El pasado 31 de enero, las ciudades iraníes de Bandar Abbas y Ahvaz se convirtieron en escenario de una tragedia desgarradora. En un día que debería ser normal, al menos siete personas han perdido la vida debido a explosiones de gas que han dejado a comunidades enteras en shock.
La primera explosión, ocurrida en el barrio residencial Kianshahr de Ahvaz, ha sido la más devastadora. Según Hamid Nasseri, vicefiscal de la región de Juzestán, cinco personas fallecieron y otras dos resultaron heridas cuando un edificio estalló por lo que parece ser una fuga de gas. “Hoy ha ocurrido una explosión en un edificio residencial en la calle Laleh 3”, explicó Nasseri. La situación fue tan crítica que inmediatamente se envió personal judicial al lugar para investigar lo sucedido.
Aterradora realidad en Bandar Abbas
Pero no fue solo Ahvaz el que sufrió esta calamidad. En Bandar Abbas, el puerto más importante del sur del país, otra explosión cobró la vida de dos personas y dejó a trece heridas.
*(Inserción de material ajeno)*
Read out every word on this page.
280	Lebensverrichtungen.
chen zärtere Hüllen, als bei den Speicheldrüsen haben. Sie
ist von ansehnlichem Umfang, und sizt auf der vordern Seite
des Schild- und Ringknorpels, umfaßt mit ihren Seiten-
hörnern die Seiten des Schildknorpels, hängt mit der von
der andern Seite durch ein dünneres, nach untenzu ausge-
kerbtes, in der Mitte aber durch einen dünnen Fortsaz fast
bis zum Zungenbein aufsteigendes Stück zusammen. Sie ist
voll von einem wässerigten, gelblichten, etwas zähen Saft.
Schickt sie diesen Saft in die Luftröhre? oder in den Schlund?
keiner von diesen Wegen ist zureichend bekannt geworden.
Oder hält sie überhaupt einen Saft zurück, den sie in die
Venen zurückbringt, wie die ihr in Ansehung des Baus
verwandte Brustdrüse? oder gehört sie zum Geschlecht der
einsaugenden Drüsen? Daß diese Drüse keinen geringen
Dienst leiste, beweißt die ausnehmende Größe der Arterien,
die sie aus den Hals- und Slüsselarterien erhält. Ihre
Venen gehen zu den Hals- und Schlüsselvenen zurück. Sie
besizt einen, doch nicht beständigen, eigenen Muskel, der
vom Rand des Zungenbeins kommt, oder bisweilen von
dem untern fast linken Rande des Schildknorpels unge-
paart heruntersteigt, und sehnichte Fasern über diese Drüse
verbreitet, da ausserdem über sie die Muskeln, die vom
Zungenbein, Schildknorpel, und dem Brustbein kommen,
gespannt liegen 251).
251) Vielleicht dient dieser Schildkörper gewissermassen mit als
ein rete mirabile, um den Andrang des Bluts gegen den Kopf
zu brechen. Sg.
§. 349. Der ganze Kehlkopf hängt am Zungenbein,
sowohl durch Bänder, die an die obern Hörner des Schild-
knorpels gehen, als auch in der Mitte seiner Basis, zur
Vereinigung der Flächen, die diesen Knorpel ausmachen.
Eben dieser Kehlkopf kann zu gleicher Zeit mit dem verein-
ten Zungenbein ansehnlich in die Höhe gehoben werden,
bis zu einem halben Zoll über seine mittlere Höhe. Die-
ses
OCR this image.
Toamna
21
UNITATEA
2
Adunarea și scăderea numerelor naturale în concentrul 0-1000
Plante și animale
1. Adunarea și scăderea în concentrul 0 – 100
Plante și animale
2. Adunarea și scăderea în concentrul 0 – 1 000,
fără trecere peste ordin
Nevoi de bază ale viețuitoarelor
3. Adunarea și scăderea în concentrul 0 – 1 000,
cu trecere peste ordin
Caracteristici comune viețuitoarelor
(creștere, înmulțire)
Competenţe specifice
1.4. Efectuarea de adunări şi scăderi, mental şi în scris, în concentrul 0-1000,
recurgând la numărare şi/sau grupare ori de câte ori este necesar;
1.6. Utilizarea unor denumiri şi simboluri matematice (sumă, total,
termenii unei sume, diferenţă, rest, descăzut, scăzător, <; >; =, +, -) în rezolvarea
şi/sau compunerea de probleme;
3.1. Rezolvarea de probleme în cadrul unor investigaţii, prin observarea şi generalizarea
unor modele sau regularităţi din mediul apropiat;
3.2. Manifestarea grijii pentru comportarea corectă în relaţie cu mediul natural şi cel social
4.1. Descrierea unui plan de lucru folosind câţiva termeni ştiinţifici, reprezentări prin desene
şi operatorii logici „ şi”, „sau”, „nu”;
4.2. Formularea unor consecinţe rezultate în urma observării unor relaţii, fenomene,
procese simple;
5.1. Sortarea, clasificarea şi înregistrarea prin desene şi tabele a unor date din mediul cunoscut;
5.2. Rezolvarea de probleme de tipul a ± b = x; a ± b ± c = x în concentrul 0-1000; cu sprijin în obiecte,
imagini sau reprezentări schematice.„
Yavad Shahabi, director del Departamento de Gas local, señaló que el edificio afectado tenía suministro municipal desde 1983 y contaba con varias conexiones aprobadas. Sin embargo, los informes iniciales sugieren que una fuga y acumulación de gas pudieron ser los culpables.
A raíz de estos incidentes trágicos, las redes sociales comenzaron a especular sobre un ataque intencionado contra el cuartel general de la Guardia Revolucionaria en Bandar Abbas. Sin embargo, esta información fue rápidamente desmentida por fuentes oficiales vinculadas al cuerpo militar.
No podemos olvidar lo doloroso que es perder vidas así; nos recuerda lo frágil que es nuestra existencia y cuán importantes son las medidas de seguridad. La comunidad ahora espera respuestas y justicia ante esta serie espantosa de eventos.